SimpleAgents is a YAML workflow engine for AI products. Define nodes, routing, schemas, and workers in one config. Run it in Python or TypeScript. Ship today.

Every agentic SaaS is a config.

GitHub Stars GitHub Forks GitHub Issues License

PyPI Version PyPI Downloads npm Version npm Downloads

Links

  • Docs: https://docs.simpleagents.craftsmanlabs.net/
  • Playground: https://yamslam.craftsmanlabs.net/playground

Start Here

  • New here? Start with docs/WORKFLOW_QUICKSTART.md for your first working workflow.
  • Using Python? Go to docs/BINDINGS_PYTHON.md.
  • Using TypeScript / Node? Go to docs/BINDINGS_NODE.md.
  • Using Rust directly? Go to docs/QUICKSTART.md.
  • Want runnable examples? Go to docs/EXAMPLES.md.

Install

pip install simple-agents-py     # Python
npm install simple-agents-node   # TypeScript / Node

How It Works

  1. Define your workflow as YAML -- nodes, edges, structured outputs, routing
  2. Run it with 10 lines of Python or TypeScript
  3. Ship -- streaming, images, Langfuse/Jaeger observability all work out of the box

Every email classifier, document processor, intake system, interview bot, and support agent is the same pattern: LLM nodes with structured outputs and deterministic routing.
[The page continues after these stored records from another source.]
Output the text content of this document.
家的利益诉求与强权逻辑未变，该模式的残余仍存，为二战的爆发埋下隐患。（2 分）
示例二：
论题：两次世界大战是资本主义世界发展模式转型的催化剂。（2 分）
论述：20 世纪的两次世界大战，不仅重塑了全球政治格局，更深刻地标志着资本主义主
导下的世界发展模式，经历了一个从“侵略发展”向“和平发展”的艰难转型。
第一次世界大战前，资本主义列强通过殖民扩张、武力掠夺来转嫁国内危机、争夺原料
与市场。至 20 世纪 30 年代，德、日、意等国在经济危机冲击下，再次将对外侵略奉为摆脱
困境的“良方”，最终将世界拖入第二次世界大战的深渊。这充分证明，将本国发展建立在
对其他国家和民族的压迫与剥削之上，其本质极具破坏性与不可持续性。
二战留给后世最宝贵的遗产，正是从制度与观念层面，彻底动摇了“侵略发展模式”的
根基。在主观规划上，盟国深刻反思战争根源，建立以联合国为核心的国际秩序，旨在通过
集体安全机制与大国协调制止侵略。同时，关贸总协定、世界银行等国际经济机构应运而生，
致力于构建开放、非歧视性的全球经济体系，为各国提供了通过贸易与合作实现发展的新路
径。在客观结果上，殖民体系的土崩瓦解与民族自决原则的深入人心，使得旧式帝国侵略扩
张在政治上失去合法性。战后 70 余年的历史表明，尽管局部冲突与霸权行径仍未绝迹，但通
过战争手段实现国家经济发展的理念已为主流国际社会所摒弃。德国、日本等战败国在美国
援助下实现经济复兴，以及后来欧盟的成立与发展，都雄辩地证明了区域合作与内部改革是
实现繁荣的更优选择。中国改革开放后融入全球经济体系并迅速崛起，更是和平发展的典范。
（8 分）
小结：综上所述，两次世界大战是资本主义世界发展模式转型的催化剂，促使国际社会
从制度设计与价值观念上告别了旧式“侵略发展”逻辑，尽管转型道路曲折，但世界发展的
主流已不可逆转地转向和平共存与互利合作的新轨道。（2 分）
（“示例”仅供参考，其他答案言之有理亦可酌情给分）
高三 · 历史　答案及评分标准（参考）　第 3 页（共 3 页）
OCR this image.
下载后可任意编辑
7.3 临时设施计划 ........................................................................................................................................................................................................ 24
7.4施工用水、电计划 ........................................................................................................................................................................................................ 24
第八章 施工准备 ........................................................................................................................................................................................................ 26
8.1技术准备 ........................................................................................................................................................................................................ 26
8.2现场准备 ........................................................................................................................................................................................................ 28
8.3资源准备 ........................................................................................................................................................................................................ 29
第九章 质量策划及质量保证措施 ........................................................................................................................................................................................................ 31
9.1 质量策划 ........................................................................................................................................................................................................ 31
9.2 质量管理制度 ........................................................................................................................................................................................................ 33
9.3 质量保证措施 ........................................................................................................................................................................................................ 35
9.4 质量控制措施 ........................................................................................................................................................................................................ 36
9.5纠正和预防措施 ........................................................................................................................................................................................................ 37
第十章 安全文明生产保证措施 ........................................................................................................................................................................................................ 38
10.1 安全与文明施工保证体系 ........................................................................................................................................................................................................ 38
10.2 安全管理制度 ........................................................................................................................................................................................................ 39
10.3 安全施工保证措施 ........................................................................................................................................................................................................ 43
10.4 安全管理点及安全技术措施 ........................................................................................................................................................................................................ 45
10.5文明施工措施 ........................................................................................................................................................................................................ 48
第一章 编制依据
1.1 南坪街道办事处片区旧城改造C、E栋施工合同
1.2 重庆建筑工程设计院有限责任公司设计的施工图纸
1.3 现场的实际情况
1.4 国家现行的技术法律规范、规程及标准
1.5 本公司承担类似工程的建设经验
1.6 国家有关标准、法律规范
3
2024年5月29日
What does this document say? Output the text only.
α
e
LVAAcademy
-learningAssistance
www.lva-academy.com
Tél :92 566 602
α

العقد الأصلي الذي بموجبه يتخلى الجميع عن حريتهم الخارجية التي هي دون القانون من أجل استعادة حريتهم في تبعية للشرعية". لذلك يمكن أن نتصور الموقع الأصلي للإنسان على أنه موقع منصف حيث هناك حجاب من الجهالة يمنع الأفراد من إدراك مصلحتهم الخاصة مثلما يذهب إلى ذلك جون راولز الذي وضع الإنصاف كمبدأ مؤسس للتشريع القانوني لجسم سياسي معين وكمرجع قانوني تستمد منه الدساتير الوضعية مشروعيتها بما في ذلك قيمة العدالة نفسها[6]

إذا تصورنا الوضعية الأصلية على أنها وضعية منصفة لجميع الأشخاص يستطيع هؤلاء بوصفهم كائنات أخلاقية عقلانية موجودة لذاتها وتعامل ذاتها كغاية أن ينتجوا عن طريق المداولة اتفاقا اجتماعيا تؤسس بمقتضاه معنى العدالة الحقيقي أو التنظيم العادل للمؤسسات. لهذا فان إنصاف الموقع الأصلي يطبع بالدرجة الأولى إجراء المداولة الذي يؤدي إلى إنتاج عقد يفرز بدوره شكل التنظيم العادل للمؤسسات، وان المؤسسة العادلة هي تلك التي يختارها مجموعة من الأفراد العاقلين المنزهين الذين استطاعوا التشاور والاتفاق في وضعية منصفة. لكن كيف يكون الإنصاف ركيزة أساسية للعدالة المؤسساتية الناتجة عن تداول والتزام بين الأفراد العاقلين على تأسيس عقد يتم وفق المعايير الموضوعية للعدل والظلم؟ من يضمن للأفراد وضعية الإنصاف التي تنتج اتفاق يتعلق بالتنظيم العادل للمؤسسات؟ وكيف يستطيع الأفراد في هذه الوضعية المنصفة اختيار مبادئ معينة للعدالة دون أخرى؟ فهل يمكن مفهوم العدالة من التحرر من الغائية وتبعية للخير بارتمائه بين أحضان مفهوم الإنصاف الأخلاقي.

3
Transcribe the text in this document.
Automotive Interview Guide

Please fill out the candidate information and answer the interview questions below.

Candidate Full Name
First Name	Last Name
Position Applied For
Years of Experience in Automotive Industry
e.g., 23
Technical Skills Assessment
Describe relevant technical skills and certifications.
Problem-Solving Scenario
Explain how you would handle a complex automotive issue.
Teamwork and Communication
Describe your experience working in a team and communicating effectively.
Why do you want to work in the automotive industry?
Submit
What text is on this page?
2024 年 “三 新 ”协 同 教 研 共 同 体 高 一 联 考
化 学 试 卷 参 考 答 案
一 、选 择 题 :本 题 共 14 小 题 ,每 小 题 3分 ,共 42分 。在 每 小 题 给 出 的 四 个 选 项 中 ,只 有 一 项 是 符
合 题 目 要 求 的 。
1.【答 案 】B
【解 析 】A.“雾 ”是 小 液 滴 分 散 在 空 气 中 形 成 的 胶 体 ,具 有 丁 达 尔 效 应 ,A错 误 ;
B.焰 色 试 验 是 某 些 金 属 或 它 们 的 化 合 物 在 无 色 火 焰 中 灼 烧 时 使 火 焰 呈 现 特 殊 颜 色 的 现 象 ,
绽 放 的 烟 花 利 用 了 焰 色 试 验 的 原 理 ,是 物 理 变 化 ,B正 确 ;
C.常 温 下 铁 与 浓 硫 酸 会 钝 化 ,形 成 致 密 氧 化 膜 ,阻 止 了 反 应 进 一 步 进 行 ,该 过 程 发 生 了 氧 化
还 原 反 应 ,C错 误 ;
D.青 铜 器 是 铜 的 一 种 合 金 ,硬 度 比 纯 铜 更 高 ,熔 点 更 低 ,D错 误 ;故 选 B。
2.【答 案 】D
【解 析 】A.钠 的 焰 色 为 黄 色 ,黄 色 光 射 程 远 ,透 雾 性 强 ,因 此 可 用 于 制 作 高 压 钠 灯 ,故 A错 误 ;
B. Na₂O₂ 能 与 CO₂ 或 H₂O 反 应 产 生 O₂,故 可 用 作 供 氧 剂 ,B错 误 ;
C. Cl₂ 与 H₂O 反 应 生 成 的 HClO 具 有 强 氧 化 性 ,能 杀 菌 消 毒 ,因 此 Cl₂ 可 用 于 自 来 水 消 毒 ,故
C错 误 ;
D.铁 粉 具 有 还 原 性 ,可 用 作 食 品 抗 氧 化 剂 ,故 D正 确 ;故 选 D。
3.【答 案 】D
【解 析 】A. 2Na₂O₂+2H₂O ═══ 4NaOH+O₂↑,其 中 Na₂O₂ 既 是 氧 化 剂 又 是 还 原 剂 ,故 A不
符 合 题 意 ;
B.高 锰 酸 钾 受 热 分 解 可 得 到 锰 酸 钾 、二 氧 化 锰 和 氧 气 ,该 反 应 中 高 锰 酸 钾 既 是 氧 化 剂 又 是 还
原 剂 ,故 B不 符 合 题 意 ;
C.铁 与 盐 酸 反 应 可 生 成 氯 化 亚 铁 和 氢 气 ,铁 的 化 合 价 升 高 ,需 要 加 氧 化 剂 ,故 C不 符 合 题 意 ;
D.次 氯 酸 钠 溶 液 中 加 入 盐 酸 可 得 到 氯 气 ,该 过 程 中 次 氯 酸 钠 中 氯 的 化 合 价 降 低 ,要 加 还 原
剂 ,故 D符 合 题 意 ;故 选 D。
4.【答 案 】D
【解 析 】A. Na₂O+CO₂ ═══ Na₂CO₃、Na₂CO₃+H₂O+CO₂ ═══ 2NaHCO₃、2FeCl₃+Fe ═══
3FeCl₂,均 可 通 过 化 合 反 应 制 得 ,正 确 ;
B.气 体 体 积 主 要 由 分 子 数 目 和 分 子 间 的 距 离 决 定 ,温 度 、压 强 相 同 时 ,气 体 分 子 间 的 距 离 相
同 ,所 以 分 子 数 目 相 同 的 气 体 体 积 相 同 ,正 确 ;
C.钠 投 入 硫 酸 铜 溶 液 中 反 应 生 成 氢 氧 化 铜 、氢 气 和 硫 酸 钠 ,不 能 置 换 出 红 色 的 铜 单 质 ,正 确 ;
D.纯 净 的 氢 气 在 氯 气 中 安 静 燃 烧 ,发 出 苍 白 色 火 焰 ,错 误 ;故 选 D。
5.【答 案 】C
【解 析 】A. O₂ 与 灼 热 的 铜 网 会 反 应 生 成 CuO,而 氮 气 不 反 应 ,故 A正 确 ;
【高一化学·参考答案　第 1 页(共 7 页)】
SimpleAgents makes that pattern a config file.

Who It's For

  • Teams building classifiers, support flows, document workflows, intake systems, or other structured AI flows
  • Builders who want routing, schemas, streaming, and custom workers without writing framework glue

Use It When

  • You want structured LLM workflows with deterministic routing
  • You want the same workflow config to run in Python or TypeScript
  • You want custom worker steps and tracing without building the plumbing yourself

If you only need one prompt call and no workflow, use the lower-level bindings directly.

Quick Example

workflow.yaml

id: classifier
version: 1.0.0
entry_node: classify

nodes:
  - id: classify
    node_type:
      llm_call:
        model: gpt-4.1-mini
        messages_path: input.messages
        heal: true
    config:
      output_schema:
        type: object
        properties:
          category:
            type: string
            enum: [billing, support, sales]
        required: [category]
        additionalProperties: false
      user_input_prompt: |
        Classify the user message. Return JSON only.

edges: []

run.py

import json, os
from pathlib import Path
from dotenv import load_dotenv
from simple_agents_py import Client
from simple_agents_py.workflow_request import (
    WorkflowExecutionRequest, WorkflowMessage, WorkflowRole,
)

load_dotenv()
client = Client(os.environ["WORKFLOW_PROVIDER"], api_base=os.environ["WORKFLOW_API_BASE"], api_key=os.environ["WORKFLOW_API_KEY"])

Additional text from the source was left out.